El Bosque fue el lugar de las celebraciones patrias, sede de competencias náuticas y de pesca, foco de carreras de encostalados y concursos con vara de premios, epicentro de las retretas y de las representaciones teatrales o folclóricas que se hacían cuando existía la concha acústica. La ciudad entera se reunía en este sitio, apreciado desde entonces como un verdadero espacio público, al que concurrían las familias de alto nivel socioeconómico y también las de los trabajadores y obreros. Mientras los niños paseaban en burritas, los adultos se entregaban a otras diversiones, como el baile que comenzaba a la una o dos de la tarde y se prolongaba hasta las nueve de la noche, o hasta que había quién le pusiera monedas al piano del bar.

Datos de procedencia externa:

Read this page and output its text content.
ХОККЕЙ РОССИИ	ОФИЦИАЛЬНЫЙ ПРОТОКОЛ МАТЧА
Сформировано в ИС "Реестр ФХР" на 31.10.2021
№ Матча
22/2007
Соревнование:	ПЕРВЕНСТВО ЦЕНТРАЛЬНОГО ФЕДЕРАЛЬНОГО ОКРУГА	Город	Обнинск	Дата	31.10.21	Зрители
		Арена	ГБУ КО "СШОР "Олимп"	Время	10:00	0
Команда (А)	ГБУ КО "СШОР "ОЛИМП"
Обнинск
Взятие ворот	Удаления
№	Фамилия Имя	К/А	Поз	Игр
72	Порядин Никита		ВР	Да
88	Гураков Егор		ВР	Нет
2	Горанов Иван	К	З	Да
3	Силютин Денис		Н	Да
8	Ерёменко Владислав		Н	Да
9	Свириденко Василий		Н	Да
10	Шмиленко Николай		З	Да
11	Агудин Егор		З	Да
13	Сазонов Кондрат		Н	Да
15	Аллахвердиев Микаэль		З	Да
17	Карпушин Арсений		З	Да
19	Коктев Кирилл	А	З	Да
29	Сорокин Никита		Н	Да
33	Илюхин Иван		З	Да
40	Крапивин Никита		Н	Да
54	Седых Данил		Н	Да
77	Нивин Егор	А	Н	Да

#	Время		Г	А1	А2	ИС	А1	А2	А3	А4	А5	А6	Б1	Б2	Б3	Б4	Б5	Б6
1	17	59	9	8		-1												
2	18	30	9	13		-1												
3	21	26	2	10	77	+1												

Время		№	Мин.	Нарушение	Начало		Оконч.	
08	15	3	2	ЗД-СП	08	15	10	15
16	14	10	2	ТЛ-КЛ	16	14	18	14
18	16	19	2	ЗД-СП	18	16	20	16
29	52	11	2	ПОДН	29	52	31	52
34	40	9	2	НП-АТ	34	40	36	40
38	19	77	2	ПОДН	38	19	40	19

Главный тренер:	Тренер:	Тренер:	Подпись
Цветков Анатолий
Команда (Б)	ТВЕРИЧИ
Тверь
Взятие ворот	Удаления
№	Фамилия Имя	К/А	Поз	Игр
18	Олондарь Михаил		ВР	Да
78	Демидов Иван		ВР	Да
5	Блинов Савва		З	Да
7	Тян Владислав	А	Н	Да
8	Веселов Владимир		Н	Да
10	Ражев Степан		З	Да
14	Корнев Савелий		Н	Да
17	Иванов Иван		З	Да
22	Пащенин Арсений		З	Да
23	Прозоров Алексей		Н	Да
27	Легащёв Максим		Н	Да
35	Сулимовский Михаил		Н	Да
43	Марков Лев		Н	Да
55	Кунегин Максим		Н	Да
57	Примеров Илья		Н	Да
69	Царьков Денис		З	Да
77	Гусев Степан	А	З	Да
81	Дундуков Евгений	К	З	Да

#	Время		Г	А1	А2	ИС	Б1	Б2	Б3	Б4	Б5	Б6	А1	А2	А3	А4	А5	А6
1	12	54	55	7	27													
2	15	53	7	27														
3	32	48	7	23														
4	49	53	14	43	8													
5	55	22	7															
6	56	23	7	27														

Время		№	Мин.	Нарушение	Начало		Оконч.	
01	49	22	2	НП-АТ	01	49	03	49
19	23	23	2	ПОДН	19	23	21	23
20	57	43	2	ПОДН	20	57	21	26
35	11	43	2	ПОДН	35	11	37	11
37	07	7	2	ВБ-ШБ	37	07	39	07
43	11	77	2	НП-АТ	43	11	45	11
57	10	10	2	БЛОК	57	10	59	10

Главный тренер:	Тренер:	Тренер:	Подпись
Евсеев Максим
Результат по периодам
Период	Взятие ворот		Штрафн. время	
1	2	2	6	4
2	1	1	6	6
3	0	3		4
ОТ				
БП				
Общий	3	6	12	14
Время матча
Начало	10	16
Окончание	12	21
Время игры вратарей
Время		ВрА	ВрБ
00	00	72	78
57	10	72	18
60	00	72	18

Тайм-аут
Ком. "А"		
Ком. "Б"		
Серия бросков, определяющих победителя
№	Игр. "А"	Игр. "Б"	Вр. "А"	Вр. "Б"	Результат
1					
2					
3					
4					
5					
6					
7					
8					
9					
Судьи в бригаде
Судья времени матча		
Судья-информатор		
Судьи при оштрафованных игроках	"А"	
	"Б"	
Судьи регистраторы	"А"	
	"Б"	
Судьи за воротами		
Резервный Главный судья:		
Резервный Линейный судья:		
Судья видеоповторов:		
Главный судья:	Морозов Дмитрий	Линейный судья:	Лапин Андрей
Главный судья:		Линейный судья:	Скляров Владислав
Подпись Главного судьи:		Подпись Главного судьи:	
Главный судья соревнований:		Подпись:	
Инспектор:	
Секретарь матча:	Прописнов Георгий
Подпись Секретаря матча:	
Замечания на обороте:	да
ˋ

En cincuenta años el Bosque de la Independencia permitió el entretenimiento de los habitantes de Medellín. Llega entonces el declive, añadiendo el surgimiento de casas de citas en los alrededores, lo que lleva a la crisis la administración del Bosque. Sus 235.000 varas de extensión eran uno de los lugares más apreciados de la ciudad.

Jardín Botánico[editar]

En 1968 comienza otra etapa para el terreno. Por esos días regresaba de Australia la señora Elena Baraya, Presidente de la Sociedad Colombiana de Orquideología, con una noticia extraordinaria: Medellín sería la sede de la VII Conferencia Mundial del Orquideología.

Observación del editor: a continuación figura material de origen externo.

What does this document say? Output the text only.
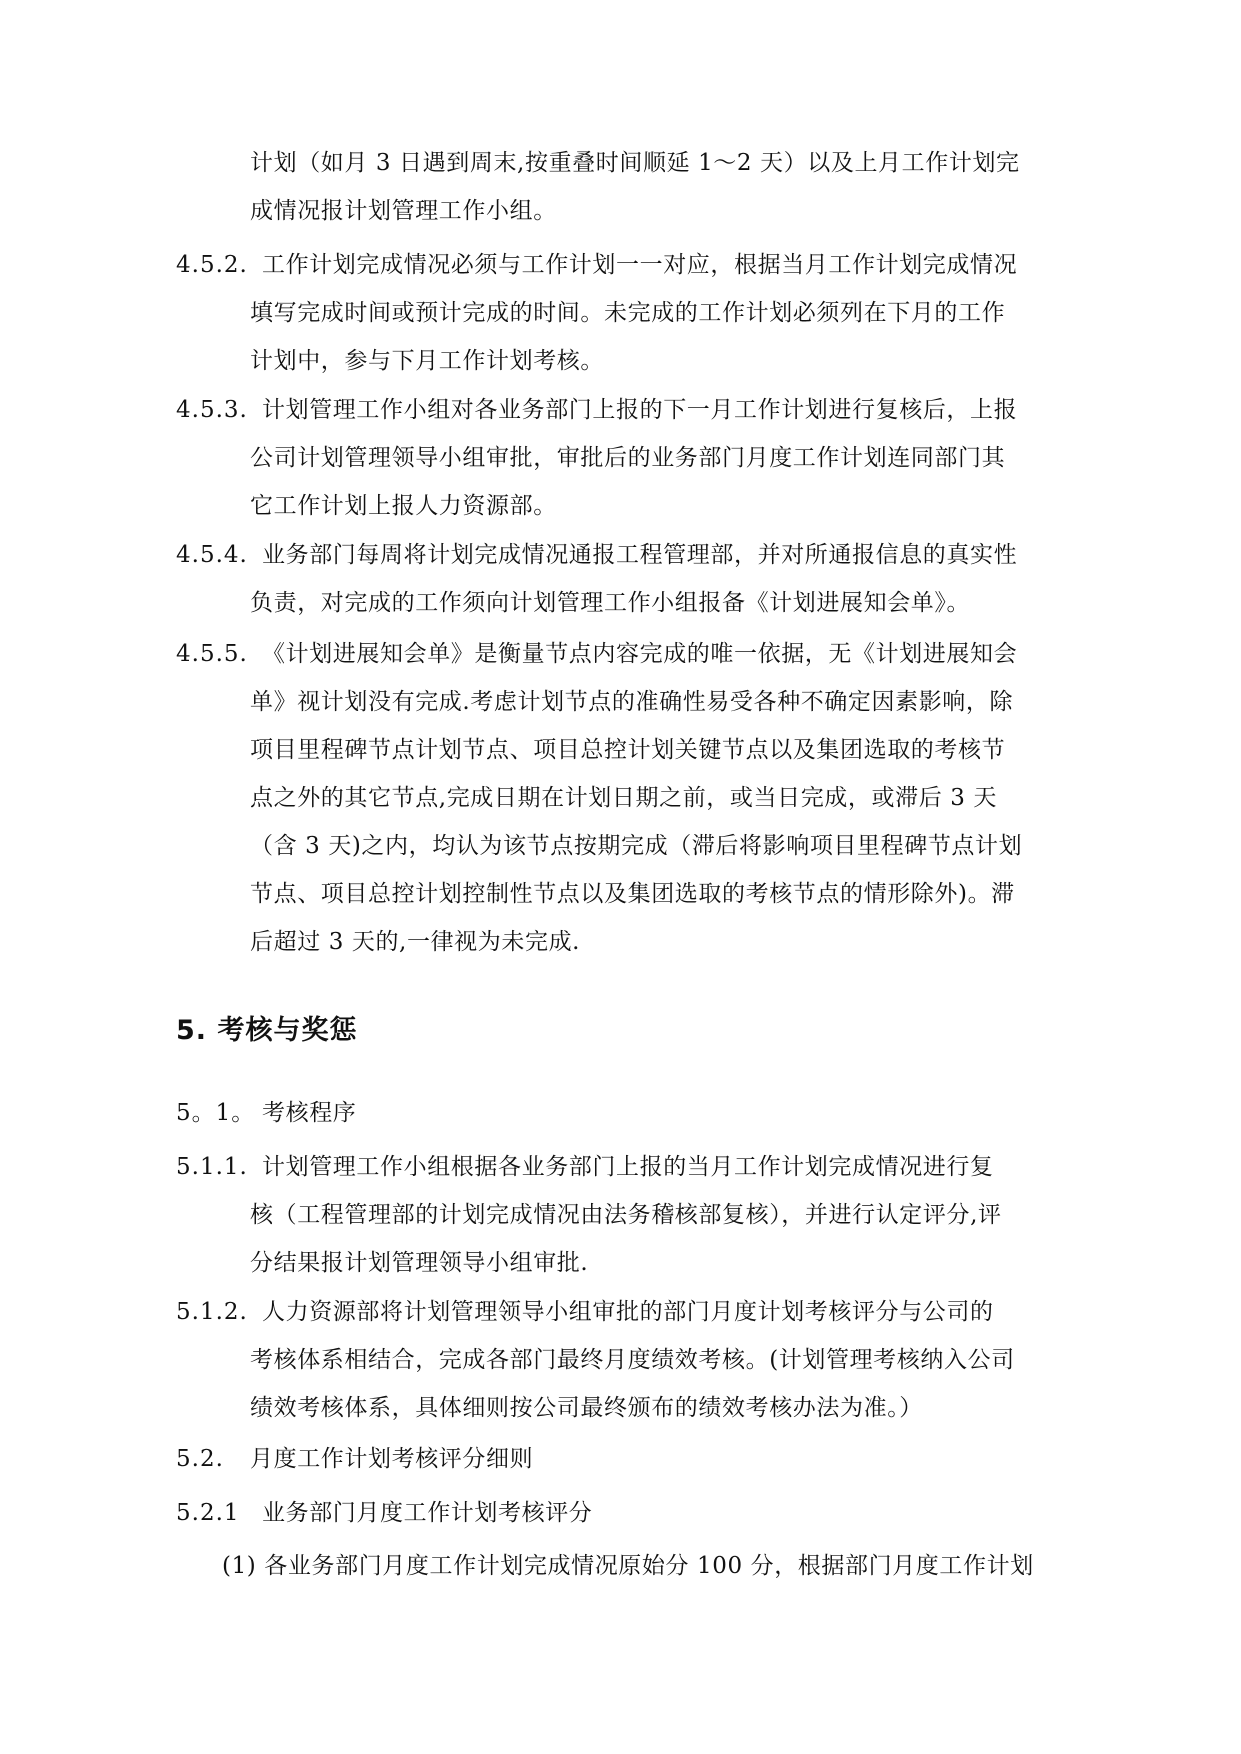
计划（如月 3 日遇到周末,按重叠时间顺延 1～2 天）以及上月工作计划完
成情况报计划管理工作小组。
4.5.2. 工作计划完成情况必须与工作计划一一对应，根据当月工作计划完成情况
填写完成时间或预计完成的时间。未完成的工作计划必须列在下月的工作
计划中，参与下月工作计划考核。
4.5.3. 计划管理工作小组对各业务部门上报的下一月工作计划进行复核后，上报
公司计划管理领导小组审批，审批后的业务部门月度工作计划连同部门其
它工作计划上报人力资源部。
4.5.4. 业务部门每周将计划完成情况通报工程管理部，并对所通报信息的真实性
负责，对完成的工作须向计划管理工作小组报备《计划进展知会单》。
4.5.5. 《计划进展知会单》是衡量节点内容完成的唯一依据，无《计划进展知会
单》视计划没有完成.考虑计划节点的准确性易受各种不确定因素影响，除
项目里程碑节点计划节点、项目总控计划关键节点以及集团选取的考核节
点之外的其它节点,完成日期在计划日期之前，或当日完成，或滞后 3 天
（含 3 天)之内，均认为该节点按期完成（滞后将影响项目里程碑节点计划
节点、项目总控计划控制性节点以及集团选取的考核节点的情形除外)。滞
后超过 3 天的,一律视为未完成.
5. 考核与奖惩
5。1。 考核程序
5.1.1. 计划管理工作小组根据各业务部门上报的当月工作计划完成情况进行复
核（工程管理部的计划完成情况由法务稽核部复核），并进行认定评分,评
分结果报计划管理领导小组审批.
5.1.2. 人力资源部将计划管理领导小组审批的部门月度计划考核评分与公司的
考核体系相结合，完成各部门最终月度绩效考核。(计划管理考核纳入公司
绩效考核体系，具体细则按公司最终颁布的绩效考核办法为准。）
5.2. 月度工作计划考核评分细则
5.2.1 业务部门月度工作计划考核评分
(1) 各业务部门月度工作计划完成情况原始分 100 分，根据部门月度工作计划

Este evento fue el generador de un proceso que llevó a transformar profundamente el Bosque de la Independencia. Se unen con tal fin la Sociedad de Mejoras Públicas, la Sociedad Colombiana de Orquideología, el Municipio de Medellín y el Club de Jardinería. Juntos crean una Fundación privada sin ánimo de lucro, que le da vida al Jardín Botánico Joaquín Antonio Uribe, como homenaje al sabio naturalista antioqueño. La nueva institución es inaugurada el 19 de abril de 1972, en el marco de la VII Conferencia Mundial de Orquideología. El evento marca un hito en la historia de la ciudad, pues por esos días Medellín giró en torno a las 62 delegaciones colombianas y extranjeras, representantes de 16 países, que se encontraron aquí para exhibir las más bellas orquídeas del mundo.

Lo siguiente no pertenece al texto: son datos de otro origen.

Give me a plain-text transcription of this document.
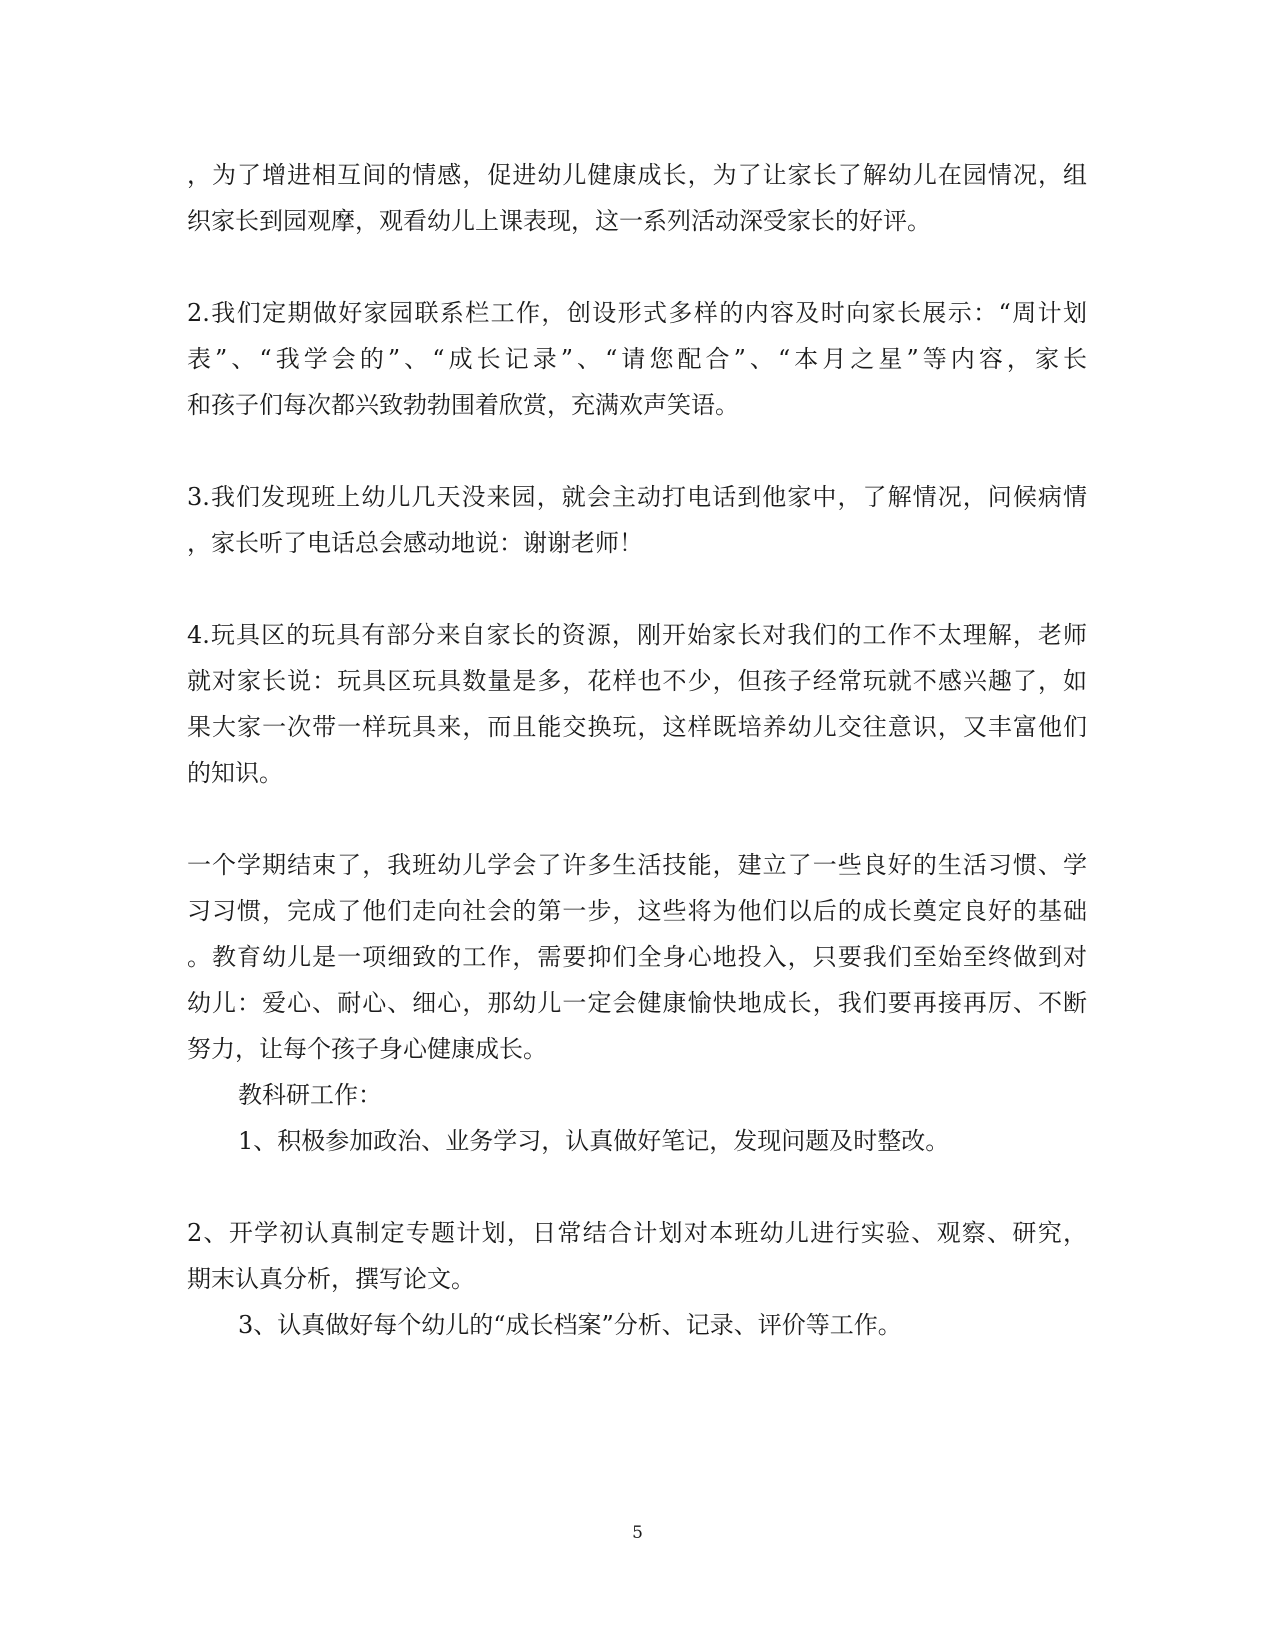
，为了增进相互间的情感，促进幼儿健康成长，为了让家长了解幼儿在园情况，组
织家长到园观摩，观看幼儿上课表现，这一系列活动深受家长的好评。
2.我们定期做好家园联系栏工作，创设形式多样的内容及时向家长展示：“周计划
表”、“我学会的”、“成长记录”、“请您配合”、“本月之星”等内容，家长
和孩子们每次都兴致勃勃围着欣赏，充满欢声笑语。
3.我们发现班上幼儿几天没来园，就会主动打电话到他家中，了解情况，问候病情
，家长听了电话总会感动地说：谢谢老师！
4.玩具区的玩具有部分来自家长的资源，刚开始家长对我们的工作不太理解，老师
就对家长说：玩具区玩具数量是多，花样也不少，但孩子经常玩就不感兴趣了，如
果大家一次带一样玩具来，而且能交换玩，这样既培养幼儿交往意识，又丰富他们
的知识。
一个学期结束了，我班幼儿学会了许多生活技能，建立了一些良好的生活习惯、学
习习惯，完成了他们走向社会的第一步，这些将为他们以后的成长奠定良好的基础
。教育幼儿是一项细致的工作，需要抑们全身心地投入，只要我们至始至终做到对
幼儿：爱心、耐心、细心，那幼儿一定会健康愉快地成长，我们要再接再厉、不断
努力，让每个孩子身心健康成长。
教科研工作：
1、积极参加政治、业务学习，认真做好笔记，发现问题及时整改。
2、开学初认真制定专题计划，日常结合计划对本班幼儿进行实验、观察、研究，
期末认真分析，撰写论文。
3、认真做好每个幼儿的“成长档案”分析、记录、评价等工作。
5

Así empezó la historia del Jardín Botánico y la meta que se trazó la nueva institución fue el fomento y el desarrollo de las ciencias naturales, en especial de la Botánica, a través de la investigación y la conservación de la flora. Se propuso también crear un ambiente propicio para la educación ambiental y aportar un espacio para presentar la flora colombiana, además de constituirse en un atractivo turístico y ecológico importante de la ciudad y servir de sede para la realización de diferentes eventos culturales y educativos. En mayo de 1979 fue declarado Pabellón de Flora y pasó a formar parte del antiguo Sistema de Parques Nacionales, hoy Sistema Nacional Ambiental (SINA). En 1985 fuera declarado Patrimonio Cultural de Medellín.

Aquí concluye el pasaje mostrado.